No one had ever asked me about any of that in all of those years of therapy. Then, she spoke of something I had never in my life before heard: the end of my treatment.

After a little over a year of seeing her regularly, I felt like I woke up inside my life. I could suddenly see how every aspect of my life was created from a depressed state, and therefore served to keep me in it. I got out of an abusive relationship, a career that I hated, a state I didn’t want to live in, and friendships that only worked as long as I was quiet and defective.

What I have come to realize is that the problem lies in the way depression is understood and the courses of treatment that stem from that understanding.

One of the most damaging moments in my journey was the first time I had the courage to reach out and seek help and was labeled mentally ill.

I spent over a decade in three different states seeking help for depression, and I have seen a broad variety of all types of health care professionals.

There is a very clear summary of how they see depression. According to these beliefs, depression is a mental illness, a nebulous disease, some type of chemical imbalance that we don’t really understand and treatment is more about managing it and learning to cope than actually “getting better.”

It’s been six years since I’ve been off of all the meds and so much has changed in that time.
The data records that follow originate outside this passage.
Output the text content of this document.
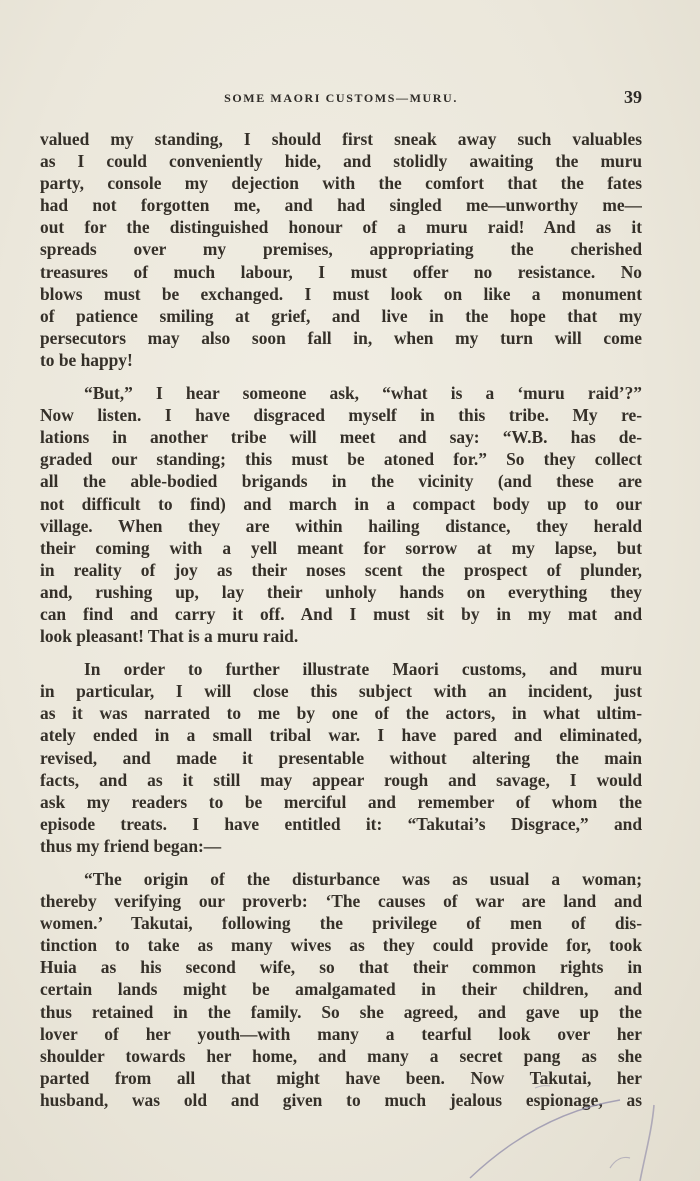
SOME MAORI CUSTOMS—MURU.	39

valued my standing, I should first sneak away such valuables
as I could conveniently hide, and stolidly awaiting the muru
party, console my dejection with the comfort that the fates
had not forgotten me, and had singled me—unworthy me—
out for the distinguished honour of a muru raid! And as it
spreads over my premises, appropriating the cherished
treasures of much labour, I must offer no resistance. No
blows must be exchanged. I must look on like a monument
of patience smiling at grief, and live in the hope that my
persecutors may also soon fall in, when my turn will come
to be happy!

“But,” I hear someone ask, “what is a ‘muru raid’?”
Now listen. I have disgraced myself in this tribe. My re-
lations in another tribe will meet and say: “W.B. has de-
graded our standing; this must be atoned for.” So they collect
all the able-bodied brigands in the vicinity (and these are
not difficult to find) and march in a compact body up to our
village. When they are within hailing distance, they herald
their coming with a yell meant for sorrow at my lapse, but
in reality of joy as their noses scent the prospect of plunder,
and, rushing up, lay their unholy hands on everything they
can find and carry it off. And I must sit by in my mat and
look pleasant! That is a muru raid.

In order to further illustrate Maori customs, and muru
in particular, I will close this subject with an incident, just
as it was narrated to me by one of the actors, in what ultim-
ately ended in a small tribal war. I have pared and eliminated,
revised, and made it presentable without altering the main
facts, and as it still may appear rough and savage, I would
ask my readers to be merciful and remember of whom the
episode treats. I have entitled it: “Takutai’s Disgrace,” and
thus my friend began:—

“The origin of the disturbance was as usual a woman;
thereby verifying our proverb: ‘The causes of war are land and
women.’ Takutai, following the privilege of men of dis-
tinction to take as many wives as they could provide for, took
Huia as his second wife, so that their common rights in
certain lands might be amalgamated in their children, and
thus retained in the family. So she agreed, and gave up the
lover of her youth—with many a tearful look over her
shoulder towards her home, and many a secret pang as she
parted from all that might have been. Now Takutai, her
husband, was old and given to much jealous espionage, as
I have reconstructed my entire life into one that I can thrive in.

I think the greatest difference is just waking up in the morning and feeling joy over nothing except my own existence.

That is the feeling I was desperately seeking all of those years, and it brings me to tears to realize I have finally lived my way into it. What I have come to understand is that depression is a suppressed level of functioning caused by many distinctly identifiable things. If you resolve these things, the depression resolves itself. Permanently.

People who are depressed live in a thick, murky soup of confusion over their own truth, anger that has been so stuffed down they don’t even know it’s there, pain that they don’t have language for, grief that hasn’t been allowed to evolve to a healed state of acceptance and gratitude, loss that is not so straightforward, trauma that is often complicated and psychological (if not physical) and tremendous sensitivities all sealed inside a pressure cooker of the body with a hefty sprinkling of shame.

When you begin to understand this, suddenly a very faint map starts to appear. Routes to freedom appear. A logical progression of the things that must be done to heal. Ways to grow. Suddenly there is room for excitement. Empowerment. Hope. Life.

I think that everyone struggles with these things at least in small ways but had I not suffered so extremely, I might never have been forced to look so closely at them. There was a message buried deep in my depression, one that revealed itself when I finally started to listen. It was actually a calling to break myself apart, examine all the pieces, and build something entirely new.